Como cualquier movimiento surgido de un sentimiento colectivo sin obediencia a una dirección única, el del 15M cumple a rajatabla, por indefinida, cierta característica típica de los movimientos de masas, la de caracterizarse como algo amorfo, según vieron hace tiempo curiosos de los fenómenos colectivos, como el Elias Canetti de Masa y Poder. Sin entrar en discusiones sobre si ese movimiento que agrupó a miles y miles de personas en unas jornadas que pasan ya por legendarias cumplen las características de masa cerrada, abierta, masas de inversión y masas festivas, esas divisiones tan increíbles que hacen tan fascinante el libro canettiano, lo cierto es que desde el primer momento todo el mundo estuvo de acuerdo en su carácter abiertamente libertario, asambleario. De ahí que personajes tan excelentes como Agustín García Calvo vieran su momento y apoyasen desde la Puerta del Sol aquellas reivindicaciones. En pocos días, además, se generó una literatura que poco o nada tenía que ver con aquello pero que, aunque fuera tangencial, la cosa se aprovechó. Por ahí anda Indignaos, de Stepháne Hessel, que en principio no era un libro destinado al movimiento, pero que sirvió a las mil maravillas como reclamo. Lo mismo sucedió con ciertas actitudes de  José Luís Sampedro, que terminó implicándose, al modo de García Calvo, en asambleas de barrio.

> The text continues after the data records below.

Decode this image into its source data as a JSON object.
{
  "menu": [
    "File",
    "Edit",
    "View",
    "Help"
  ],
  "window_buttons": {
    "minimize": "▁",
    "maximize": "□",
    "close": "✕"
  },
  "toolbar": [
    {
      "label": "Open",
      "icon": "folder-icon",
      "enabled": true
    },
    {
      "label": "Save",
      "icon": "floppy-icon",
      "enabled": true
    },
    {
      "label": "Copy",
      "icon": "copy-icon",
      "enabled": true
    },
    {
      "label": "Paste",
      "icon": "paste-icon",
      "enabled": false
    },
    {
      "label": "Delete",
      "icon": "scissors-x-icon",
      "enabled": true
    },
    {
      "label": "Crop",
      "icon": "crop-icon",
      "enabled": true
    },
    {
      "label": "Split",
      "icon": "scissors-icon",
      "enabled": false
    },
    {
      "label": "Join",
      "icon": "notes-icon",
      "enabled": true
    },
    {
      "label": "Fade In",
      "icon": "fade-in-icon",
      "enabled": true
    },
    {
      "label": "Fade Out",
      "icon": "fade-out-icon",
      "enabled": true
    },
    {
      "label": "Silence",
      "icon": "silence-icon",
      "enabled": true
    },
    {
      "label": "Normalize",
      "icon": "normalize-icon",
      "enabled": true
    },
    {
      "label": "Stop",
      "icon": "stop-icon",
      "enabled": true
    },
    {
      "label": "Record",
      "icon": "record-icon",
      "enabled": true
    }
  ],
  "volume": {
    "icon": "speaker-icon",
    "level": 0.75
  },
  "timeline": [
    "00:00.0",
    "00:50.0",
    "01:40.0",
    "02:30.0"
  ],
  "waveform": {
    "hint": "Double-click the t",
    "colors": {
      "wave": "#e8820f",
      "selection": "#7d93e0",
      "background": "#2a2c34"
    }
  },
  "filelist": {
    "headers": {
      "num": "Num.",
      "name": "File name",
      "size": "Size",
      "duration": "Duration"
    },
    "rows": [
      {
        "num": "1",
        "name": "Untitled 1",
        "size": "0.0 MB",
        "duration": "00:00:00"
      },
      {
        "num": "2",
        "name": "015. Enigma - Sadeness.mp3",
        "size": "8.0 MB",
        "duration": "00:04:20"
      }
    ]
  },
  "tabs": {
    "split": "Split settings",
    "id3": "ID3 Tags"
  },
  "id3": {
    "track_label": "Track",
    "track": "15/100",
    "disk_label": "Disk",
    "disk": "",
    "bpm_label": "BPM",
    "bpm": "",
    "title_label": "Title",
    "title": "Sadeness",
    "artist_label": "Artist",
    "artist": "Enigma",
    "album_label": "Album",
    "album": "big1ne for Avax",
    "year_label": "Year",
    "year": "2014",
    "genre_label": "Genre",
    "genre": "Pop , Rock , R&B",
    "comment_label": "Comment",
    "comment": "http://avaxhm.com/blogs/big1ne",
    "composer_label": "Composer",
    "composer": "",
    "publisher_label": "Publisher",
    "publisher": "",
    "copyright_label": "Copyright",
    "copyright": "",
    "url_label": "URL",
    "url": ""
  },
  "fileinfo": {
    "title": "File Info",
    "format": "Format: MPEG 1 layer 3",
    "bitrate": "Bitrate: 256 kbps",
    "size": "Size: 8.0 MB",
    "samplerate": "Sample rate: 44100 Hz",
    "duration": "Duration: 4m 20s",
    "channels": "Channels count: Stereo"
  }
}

Una vez apagada en gran parte aquella llamarada, las editoriales pequeñas aprovechan cualquier resquicio para dotar a aquellos grupúsculos de ciertas armas teóricas. En cuestión de pocos días han salido al mercado tres libros dedicados a Henry David Thoreau, el gran teórico norteamericano de la desobediencia civil, aquel en el que se inspiraron gentes como Gandhi y Martin Luther King para encabezar rebeliones pacíficas, el que elaboró un retorno a la naturaleza y  a la sabiduría del bosque. Se trata de una biografía de Thoreau en forma de cómic, La vida sublime, de A. Dan y Maximilien Le Roy, publicado por Impedimenta; una nueva edición de Walden en traducción renovada a cargo de Marcos Nava, en Errata Naturae, y, esto sí es novedad, la primera parte de los Diarios en traducción de Ernesto Estrella y que ha publicado Capitán Swing Libros.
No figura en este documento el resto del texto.